F. H. : « Le CPF est un échec car ce dispositif ne résout rien. Nous ne croyons pas à l’efficacité économique et sociale de l’individualisation des droits. Ce n’est pas en suivant 20 ou 40 heures d’une formation quelle qu’elle soit, déconnectée de l’entreprise, que quelqu’un va trouver ou retrouver du travail. »
« La compétence sur le marché du travail s’acquiert en deux étapes : la formation initiale, la formation professionnelle et sa mise en œuvre. C’est le schéma qui fonctionnait pendant les Trente Glorieuses - via la création d’innombrables centres de formation professionnelle et l’accent mis sur la motivation et la montée en compétence des individus - et que l’on a déconstruit depuis. Aujourd’hui, on se sert de la formation professionnelle pour compenser une forme d’injustice sociale de la formation initiale : cette compensation est nécessaire mais elle doit se faire à l’intérieur de l’entreprise.
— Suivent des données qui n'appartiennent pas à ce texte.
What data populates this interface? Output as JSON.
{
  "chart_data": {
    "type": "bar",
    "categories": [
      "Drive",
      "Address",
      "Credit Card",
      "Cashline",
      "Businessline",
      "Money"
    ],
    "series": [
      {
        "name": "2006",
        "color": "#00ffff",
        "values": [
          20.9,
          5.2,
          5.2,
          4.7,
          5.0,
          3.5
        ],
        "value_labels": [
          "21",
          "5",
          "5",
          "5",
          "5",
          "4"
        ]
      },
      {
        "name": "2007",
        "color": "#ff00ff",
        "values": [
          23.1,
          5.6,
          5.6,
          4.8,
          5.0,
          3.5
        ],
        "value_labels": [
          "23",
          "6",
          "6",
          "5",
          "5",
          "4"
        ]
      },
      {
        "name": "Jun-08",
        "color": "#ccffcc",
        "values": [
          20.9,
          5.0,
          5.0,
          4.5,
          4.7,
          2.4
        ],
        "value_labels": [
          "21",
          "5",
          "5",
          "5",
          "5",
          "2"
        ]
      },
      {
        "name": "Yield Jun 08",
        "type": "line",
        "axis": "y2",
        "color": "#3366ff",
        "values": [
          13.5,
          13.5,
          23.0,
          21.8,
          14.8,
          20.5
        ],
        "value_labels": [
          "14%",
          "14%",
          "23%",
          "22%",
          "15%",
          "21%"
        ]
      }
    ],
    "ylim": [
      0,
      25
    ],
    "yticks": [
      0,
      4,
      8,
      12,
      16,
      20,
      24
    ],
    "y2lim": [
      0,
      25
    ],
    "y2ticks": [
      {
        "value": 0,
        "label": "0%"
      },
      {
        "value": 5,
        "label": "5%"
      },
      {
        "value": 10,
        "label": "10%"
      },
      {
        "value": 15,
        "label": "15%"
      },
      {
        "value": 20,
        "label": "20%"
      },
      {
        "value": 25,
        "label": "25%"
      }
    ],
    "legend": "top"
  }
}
C’est sur le lieu de travail que la formation professionnelle a le meilleur impact économique et social, et les pouvoirs publics devraient faire la promotion de cela. »
La CFE-CGC soutient qu’il n’y a pas de problème de financement des retraites. Sur quoi se base-t-elle ?
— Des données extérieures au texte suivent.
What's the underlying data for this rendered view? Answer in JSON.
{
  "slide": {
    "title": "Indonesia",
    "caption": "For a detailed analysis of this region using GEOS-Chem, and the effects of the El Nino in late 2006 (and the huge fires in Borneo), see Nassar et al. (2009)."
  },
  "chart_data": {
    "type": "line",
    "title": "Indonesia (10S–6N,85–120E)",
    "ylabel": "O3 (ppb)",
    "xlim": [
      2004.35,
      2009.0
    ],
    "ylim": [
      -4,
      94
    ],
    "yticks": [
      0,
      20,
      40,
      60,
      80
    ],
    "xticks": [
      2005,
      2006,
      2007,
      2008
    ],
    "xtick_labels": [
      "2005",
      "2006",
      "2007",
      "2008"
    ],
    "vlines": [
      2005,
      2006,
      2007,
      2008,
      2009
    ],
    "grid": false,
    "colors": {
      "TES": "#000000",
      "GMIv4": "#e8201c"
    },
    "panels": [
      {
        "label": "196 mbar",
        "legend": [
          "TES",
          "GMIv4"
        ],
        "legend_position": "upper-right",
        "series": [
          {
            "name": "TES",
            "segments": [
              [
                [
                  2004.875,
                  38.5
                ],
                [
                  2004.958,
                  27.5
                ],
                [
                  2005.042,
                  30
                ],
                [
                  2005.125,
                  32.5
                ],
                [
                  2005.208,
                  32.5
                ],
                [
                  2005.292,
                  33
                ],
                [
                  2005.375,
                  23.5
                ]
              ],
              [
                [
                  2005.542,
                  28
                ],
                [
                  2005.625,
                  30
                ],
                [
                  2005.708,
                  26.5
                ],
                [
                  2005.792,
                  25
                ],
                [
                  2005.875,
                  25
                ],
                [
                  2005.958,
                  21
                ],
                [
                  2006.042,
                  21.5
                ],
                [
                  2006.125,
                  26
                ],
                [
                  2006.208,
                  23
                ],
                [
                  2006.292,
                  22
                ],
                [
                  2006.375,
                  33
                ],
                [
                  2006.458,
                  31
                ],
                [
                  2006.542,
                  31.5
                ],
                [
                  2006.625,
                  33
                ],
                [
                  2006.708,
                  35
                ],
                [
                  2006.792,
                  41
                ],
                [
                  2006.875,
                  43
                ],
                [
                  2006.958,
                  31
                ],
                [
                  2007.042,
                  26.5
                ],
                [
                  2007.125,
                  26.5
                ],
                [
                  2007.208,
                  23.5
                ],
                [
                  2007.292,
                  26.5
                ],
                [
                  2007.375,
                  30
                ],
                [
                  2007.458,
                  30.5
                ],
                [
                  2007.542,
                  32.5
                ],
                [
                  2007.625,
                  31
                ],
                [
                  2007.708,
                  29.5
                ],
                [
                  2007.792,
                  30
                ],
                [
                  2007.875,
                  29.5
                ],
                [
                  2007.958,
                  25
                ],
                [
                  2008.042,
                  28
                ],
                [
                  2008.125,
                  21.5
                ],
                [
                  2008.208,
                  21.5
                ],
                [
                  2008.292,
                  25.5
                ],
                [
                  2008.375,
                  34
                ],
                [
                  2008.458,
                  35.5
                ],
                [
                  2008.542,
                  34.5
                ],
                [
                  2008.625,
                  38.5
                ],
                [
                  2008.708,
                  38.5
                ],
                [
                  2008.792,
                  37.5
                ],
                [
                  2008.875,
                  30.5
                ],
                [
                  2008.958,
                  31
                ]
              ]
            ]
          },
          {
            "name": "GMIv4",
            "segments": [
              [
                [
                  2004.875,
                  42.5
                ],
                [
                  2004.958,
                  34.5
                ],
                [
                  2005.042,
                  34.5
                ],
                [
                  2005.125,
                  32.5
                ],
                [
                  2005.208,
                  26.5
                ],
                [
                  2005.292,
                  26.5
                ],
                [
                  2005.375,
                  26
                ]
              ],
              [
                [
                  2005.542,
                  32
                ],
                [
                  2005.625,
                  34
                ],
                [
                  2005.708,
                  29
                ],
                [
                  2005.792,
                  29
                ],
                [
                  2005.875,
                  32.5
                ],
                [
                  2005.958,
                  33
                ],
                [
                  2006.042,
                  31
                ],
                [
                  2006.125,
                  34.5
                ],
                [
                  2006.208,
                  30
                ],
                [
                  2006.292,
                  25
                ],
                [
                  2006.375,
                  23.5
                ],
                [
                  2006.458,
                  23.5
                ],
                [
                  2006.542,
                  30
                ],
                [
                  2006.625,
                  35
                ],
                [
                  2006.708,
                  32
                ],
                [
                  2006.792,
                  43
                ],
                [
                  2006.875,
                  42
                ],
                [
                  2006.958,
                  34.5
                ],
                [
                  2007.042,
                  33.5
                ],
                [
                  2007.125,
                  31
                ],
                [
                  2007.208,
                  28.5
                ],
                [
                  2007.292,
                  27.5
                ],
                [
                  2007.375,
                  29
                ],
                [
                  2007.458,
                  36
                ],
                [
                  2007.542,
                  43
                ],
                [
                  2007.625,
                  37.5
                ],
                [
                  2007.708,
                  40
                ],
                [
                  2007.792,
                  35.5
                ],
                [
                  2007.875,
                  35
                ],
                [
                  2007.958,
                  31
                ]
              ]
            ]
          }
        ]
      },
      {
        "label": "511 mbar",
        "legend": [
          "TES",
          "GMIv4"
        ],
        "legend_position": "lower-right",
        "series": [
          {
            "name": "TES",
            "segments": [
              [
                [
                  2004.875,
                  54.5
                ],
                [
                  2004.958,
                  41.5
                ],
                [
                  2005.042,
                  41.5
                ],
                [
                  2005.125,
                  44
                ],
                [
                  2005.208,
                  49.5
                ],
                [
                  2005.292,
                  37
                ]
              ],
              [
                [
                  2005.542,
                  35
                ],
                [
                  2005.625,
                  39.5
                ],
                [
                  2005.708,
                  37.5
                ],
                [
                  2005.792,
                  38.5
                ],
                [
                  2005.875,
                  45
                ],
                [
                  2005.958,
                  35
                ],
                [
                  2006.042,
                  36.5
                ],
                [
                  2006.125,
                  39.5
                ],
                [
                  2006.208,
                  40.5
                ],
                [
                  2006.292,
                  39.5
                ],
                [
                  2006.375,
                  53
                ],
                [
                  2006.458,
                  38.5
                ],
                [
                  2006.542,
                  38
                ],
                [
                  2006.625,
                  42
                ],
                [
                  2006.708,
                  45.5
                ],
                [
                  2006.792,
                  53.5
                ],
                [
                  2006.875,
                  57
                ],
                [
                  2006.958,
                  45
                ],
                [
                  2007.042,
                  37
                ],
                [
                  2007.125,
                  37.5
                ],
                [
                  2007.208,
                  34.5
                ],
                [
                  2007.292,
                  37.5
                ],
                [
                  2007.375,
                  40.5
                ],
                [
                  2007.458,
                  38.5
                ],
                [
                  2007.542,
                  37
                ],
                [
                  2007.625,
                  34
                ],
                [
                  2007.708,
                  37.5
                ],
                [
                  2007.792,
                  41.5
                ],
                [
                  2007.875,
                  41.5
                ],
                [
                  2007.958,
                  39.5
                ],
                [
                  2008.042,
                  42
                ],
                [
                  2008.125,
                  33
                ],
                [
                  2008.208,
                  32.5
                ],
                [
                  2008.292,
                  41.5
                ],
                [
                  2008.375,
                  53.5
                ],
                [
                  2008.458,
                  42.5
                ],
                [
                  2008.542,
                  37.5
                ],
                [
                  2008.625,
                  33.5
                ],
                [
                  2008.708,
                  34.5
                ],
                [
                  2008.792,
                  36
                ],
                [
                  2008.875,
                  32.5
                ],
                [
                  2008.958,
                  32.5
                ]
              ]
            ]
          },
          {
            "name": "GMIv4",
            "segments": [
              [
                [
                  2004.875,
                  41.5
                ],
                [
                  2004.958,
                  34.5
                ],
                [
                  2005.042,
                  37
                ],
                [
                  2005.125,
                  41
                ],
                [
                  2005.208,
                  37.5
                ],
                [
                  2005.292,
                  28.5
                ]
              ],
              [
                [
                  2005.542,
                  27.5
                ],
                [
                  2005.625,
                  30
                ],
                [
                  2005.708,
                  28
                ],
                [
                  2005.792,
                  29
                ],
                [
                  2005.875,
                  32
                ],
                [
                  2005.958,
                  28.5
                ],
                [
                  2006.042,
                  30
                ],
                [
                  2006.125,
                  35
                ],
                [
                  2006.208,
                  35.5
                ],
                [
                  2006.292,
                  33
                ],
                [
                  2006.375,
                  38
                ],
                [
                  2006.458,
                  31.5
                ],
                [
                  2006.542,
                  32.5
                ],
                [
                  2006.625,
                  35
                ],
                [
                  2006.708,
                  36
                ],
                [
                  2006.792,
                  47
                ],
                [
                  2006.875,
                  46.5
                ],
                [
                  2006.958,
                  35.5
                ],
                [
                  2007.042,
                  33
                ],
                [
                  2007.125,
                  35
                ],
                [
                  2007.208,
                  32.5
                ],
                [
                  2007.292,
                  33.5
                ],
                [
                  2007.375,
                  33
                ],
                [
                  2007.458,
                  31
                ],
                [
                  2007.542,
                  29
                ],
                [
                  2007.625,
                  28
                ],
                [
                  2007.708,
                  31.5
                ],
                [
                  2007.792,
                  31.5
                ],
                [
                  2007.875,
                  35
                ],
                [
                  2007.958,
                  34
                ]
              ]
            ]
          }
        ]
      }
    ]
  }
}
F.H. : « J’essaye d’objectiver les choses, je lis des rapports, j’y vois marqué noir sur blanc qu’il n’y a pas de problème. Certes, il faut prendre les prospectives économiques de long terme avec précaution. Mais le rapport du Conseil d’orientation des retraites (COR), institution de référence s’il en est, est parfaitement clair : le financement des retraites est assuré. Il n’y a pas de problème d’équilibre financier ! »
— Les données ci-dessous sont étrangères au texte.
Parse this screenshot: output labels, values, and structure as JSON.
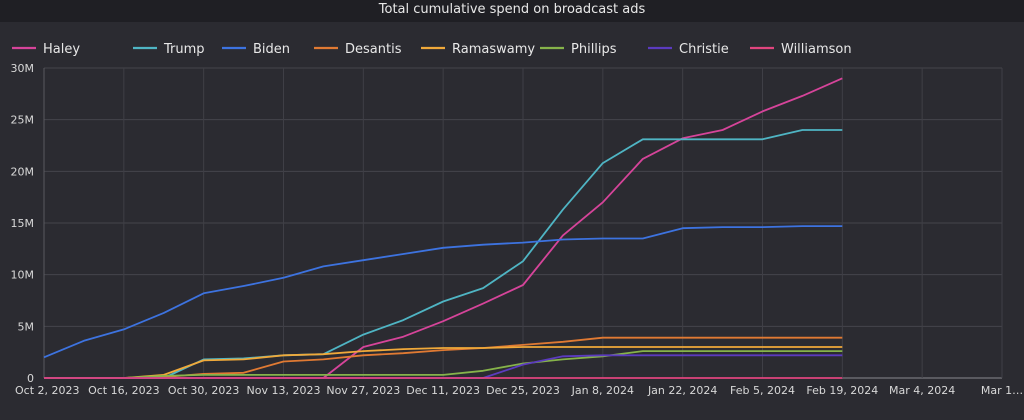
{
  "chart_data": {
    "type": "line",
    "title": "Total cumulative spend on broadcast ads",
    "x": [
      "Oct 2, 2023",
      "Oct 9, 2023",
      "Oct 16, 2023",
      "Oct 23, 2023",
      "Oct 30, 2023",
      "Nov 6, 2023",
      "Nov 13, 2023",
      "Nov 20, 2023",
      "Nov 27, 2023",
      "Dec 4, 2023",
      "Dec 11, 2023",
      "Dec 18, 2023",
      "Dec 25, 2023",
      "Jan 1, 2024",
      "Jan 8, 2024",
      "Jan 15, 2024",
      "Jan 22, 2024",
      "Jan 29, 2024",
      "Feb 5, 2024",
      "Feb 12, 2024",
      "Feb 19, 2024"
    ],
    "x_ticks": [
      "Oct 2, 2023",
      "Oct 16, 2023",
      "Oct 30, 2023",
      "Nov 13, 2023",
      "Nov 27, 2023",
      "Dec 11, 2023",
      "Dec 25, 2023",
      "Jan 8, 2024",
      "Jan 22, 2024",
      "Feb 5, 2024",
      "Feb 19, 2024",
      "Mar 4, 2024",
      "Mar 1…"
    ],
    "y_ticks": [
      "0",
      "5M",
      "10M",
      "15M",
      "20M",
      "25M",
      "30M"
    ],
    "ylim": [
      0,
      30000000
    ],
    "grid": true,
    "legend_position": "top-left",
    "series": [
      {
        "name": "Haley",
        "color": "#d6449a",
        "values": [
          0,
          0,
          0,
          0,
          0,
          0,
          0,
          0,
          3000000,
          4000000,
          5500000,
          7200000,
          9000000,
          13800000,
          17000000,
          21200000,
          23200000,
          24000000,
          25800000,
          27300000,
          29000000
        ]
      },
      {
        "name": "Trump",
        "color": "#4fb5c4",
        "values": [
          0,
          0,
          0,
          0,
          1800000,
          1900000,
          2200000,
          2300000,
          4200000,
          5600000,
          7400000,
          8700000,
          11300000,
          16300000,
          20800000,
          23100000,
          23100000,
          23100000,
          23100000,
          24000000,
          24000000
        ]
      },
      {
        "name": "Biden",
        "color": "#3d73e0",
        "values": [
          2000000,
          3600000,
          4700000,
          6300000,
          8200000,
          8900000,
          9700000,
          10800000,
          11400000,
          12000000,
          12600000,
          12900000,
          13100000,
          13400000,
          13500000,
          13500000,
          14500000,
          14600000,
          14600000,
          14700000,
          14700000
        ]
      },
      {
        "name": "Desantis",
        "color": "#e07a33",
        "values": [
          0,
          0,
          0,
          100000,
          400000,
          500000,
          1600000,
          1800000,
          2200000,
          2400000,
          2700000,
          2900000,
          3200000,
          3500000,
          3900000,
          3900000,
          3900000,
          3900000,
          3900000,
          3900000,
          3900000
        ]
      },
      {
        "name": "Ramaswamy",
        "color": "#f0a93a",
        "values": [
          0,
          0,
          0,
          300000,
          1700000,
          1800000,
          2200000,
          2300000,
          2600000,
          2800000,
          2900000,
          2900000,
          3000000,
          3000000,
          3000000,
          3000000,
          3000000,
          3000000,
          3000000,
          3000000,
          3000000
        ]
      },
      {
        "name": "Phillips",
        "color": "#86b34a",
        "values": [
          0,
          0,
          0,
          200000,
          300000,
          300000,
          300000,
          300000,
          300000,
          300000,
          300000,
          700000,
          1400000,
          1800000,
          2100000,
          2600000,
          2600000,
          2600000,
          2600000,
          2600000,
          2600000
        ]
      },
      {
        "name": "Christie",
        "color": "#5b3bbf",
        "values": [
          0,
          0,
          0,
          0,
          0,
          0,
          0,
          0,
          0,
          0,
          0,
          0,
          1300000,
          2100000,
          2200000,
          2200000,
          2200000,
          2200000,
          2200000,
          2200000,
          2200000
        ]
      },
      {
        "name": "Williamson",
        "color": "#e0457e",
        "values": [
          0,
          0,
          0,
          0,
          0,
          0,
          0,
          0,
          0,
          0,
          0,
          0,
          0,
          0,
          0,
          0,
          0,
          0,
          0,
          0,
          0
        ]
      }
    ]
  }
}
« Je rappelle au passage que le taux de remplacement (rapport entre la pension de retraite et le dernier revenu d'activité perçu) n’a fait que baisser depuis 30 ans au fil de cinq grandes réformes des retraites que la CFE-CGC a acceptées, voire pour certaines accompagnées. Destinées à affronter la vague démographique (baby-boom, papy-boom), elles ont porté leurs effets. J’en veux pour preuve que les réserves de l’Agirc-Arrco ont affiché un résultat excédentaire de 2,6 milliards d’euros pour l’exercice 2021, passant de 6 à 8 mois de prestations à servir. »
« J’ajoute que la position de la CFE-CGC est très ferme : le sujet retraites appartient aux partenaires sociaux, il doit être mis à l’abri de toutes tendances idéologiques. Personne ne peut se présenter devant nous, d’autorité, et prétendre nous enseigner la réalité économique. Nous sommes administrateurs des organismes de retraite, nous connaissons les chiffres et nous ne laisserons pas passer des balivernes ! »
La CFE-CGC craint-elle une remise en cause de son « avantage catégoriel » en tant que syndicat des cadres et de l’encadrement ?
F.H. : « Il existe en permanence un risque d’évolution de la représentativité. Mais nous sommes l’organisation syndicale qui progresse le plus depuis 12 ans. Récemment, nous progressons encore très fortement dans des structures aussi diverses que Solvay, l’AFPA, le corps des officiers de marine… »
« Si la reconnaissance de la spécificité de la CFE-CGC, par la loi de 2008 (qui l’autorise à voir sa représentativité établie à l’égard des personnels relevant des seuls collèges dans lesquels elle a vocation à présenter des candidats, NDLR) est supprimée, ce serait forcément pour nous nuire. D’une part, je ne suis pas sûr que cela nous nuirait vraiment. D’autre part, ce serait sans doute un peu suspect, et un manque de respect de la représentativité, de tenter de nuire à l’organisation syndicale qui a le vent en poupe. »
La CFE-CGC préconise de réserver les bénéfices des accords signés aux seuls adhérents des syndicats signataires. Cette évolution vous semble-t-elle mûre et possible sans réforme constitutionnelle ?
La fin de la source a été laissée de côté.